Toxophilus, Notes for the First Book of The School of Shooting
The notes are from the Rev. Dr. Giles edition of Toxophilus, 1864-1865.
[1]
So seriously.
[2]
In order to it.
[3]
Probably is speciously
[4]
Faule or fall, is produce
[5]
Trick or tricksy, is neat, nice, elegant.
[6]
Cast is warped.
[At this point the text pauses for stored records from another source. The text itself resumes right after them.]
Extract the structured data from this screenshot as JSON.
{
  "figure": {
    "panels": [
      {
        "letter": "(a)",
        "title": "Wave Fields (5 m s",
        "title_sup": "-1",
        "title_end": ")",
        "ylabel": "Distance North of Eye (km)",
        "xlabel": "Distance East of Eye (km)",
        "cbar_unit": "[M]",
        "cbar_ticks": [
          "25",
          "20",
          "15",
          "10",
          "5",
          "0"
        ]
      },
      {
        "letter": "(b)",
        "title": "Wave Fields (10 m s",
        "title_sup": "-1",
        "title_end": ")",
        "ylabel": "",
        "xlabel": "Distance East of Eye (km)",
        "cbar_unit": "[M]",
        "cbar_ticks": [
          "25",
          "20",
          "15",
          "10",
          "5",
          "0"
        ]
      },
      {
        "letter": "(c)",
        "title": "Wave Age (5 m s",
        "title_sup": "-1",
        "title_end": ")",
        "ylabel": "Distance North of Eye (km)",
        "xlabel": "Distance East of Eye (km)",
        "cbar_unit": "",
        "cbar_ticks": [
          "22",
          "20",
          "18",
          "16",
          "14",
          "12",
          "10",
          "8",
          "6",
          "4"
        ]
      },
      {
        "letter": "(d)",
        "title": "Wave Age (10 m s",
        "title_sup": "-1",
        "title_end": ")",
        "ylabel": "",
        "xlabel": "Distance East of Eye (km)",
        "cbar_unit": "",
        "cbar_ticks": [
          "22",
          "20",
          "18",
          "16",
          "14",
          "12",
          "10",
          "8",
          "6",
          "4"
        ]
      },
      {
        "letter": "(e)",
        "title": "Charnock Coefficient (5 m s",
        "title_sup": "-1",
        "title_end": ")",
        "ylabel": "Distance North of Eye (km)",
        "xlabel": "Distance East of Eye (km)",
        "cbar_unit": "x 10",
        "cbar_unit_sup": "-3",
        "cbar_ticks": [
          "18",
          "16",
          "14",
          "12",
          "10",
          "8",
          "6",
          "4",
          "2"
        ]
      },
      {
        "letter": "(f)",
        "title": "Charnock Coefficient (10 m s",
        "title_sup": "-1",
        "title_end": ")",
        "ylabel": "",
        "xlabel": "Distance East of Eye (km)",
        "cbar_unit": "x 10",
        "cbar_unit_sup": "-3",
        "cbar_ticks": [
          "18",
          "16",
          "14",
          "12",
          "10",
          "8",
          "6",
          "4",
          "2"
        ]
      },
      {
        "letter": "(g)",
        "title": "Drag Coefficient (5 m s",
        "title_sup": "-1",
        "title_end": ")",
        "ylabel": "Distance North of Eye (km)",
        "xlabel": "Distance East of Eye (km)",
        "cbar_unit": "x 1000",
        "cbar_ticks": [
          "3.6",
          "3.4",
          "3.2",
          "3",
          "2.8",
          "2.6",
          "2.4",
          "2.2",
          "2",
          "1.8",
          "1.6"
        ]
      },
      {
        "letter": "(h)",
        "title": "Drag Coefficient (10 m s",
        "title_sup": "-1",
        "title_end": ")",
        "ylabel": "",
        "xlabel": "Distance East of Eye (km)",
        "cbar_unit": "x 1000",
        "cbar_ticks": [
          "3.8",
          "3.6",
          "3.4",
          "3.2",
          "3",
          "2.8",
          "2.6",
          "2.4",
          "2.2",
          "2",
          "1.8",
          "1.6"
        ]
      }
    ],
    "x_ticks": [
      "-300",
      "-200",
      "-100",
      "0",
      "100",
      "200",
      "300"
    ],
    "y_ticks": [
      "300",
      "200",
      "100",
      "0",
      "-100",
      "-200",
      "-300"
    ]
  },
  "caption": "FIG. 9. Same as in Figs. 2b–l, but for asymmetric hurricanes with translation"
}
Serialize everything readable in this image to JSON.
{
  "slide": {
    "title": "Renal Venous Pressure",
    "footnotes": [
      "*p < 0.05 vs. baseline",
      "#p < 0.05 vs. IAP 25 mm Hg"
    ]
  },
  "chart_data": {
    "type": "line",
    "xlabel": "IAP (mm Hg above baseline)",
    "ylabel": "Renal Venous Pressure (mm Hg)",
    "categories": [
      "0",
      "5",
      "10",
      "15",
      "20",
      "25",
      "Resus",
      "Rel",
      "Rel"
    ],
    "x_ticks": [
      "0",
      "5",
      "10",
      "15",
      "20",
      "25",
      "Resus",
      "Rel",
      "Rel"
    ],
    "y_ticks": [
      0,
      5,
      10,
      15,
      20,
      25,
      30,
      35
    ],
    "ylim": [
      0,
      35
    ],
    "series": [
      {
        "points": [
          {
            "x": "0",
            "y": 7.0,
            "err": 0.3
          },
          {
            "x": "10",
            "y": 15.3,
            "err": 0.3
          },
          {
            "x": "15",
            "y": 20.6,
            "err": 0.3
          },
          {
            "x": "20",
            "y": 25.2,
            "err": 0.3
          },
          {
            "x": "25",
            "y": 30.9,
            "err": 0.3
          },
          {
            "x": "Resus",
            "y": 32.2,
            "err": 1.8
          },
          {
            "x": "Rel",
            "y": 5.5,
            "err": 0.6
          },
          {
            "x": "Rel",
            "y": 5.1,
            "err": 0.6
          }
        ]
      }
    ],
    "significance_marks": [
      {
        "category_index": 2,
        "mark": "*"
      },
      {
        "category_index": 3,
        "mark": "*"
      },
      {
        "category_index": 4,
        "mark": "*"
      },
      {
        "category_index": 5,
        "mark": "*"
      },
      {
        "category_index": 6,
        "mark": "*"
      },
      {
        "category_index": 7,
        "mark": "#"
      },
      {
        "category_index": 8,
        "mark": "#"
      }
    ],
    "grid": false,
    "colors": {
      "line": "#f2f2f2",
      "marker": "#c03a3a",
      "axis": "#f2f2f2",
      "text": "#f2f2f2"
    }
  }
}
The word is still used by artificers.
[7]
If this line was so translated when this treatise was first written, in 1545, it is the oldest English hexameter that I remember.
[8]
Honesty is honour.
[9]
The Gnat of Virgil, and the Nut of Ovid.
[10]
Porcupine
[11]
These lines are written in imitation of the Senarius.
[12]
Foumards, by others called fumarts, are, I believe, what we now call more commonly Stoats.
[13]
I doubt whether our author has not mistaken the sense of Chaucer I rather take lesings to be lies than losses.
[14]
War is an old word, still used in some counties for worse; and Ascham. supposes that war or hostility is so named, because it is war or worse than peace.
[15]
Atonement is Union, or the act of setting at one.
[16]
First edition has for.
[17]
This paragraph is left out in the modern editions of the Toxophilus.
[18]
This parenthesis is omitted in the modern editions
[19]
A jack is a coat of mail.
[20]
The word lipe I never saw, and know not whether I understand it: if it be the same as leap, it may mean a jerk or sudden motion.
[22]
The statute.
[21]
Favouredly is, I suppose, plausibly.
[23]
The prick, at other times called the white, is the white spot or point in the midst of the mark.
[24]
Here is an example of the Socratic method of disputation, which, by repeated interrogations, confutes the opponent out of his own answers.
[25]
Sadness is seriousness, or earnest. First edition has "go about it : but in good sadness."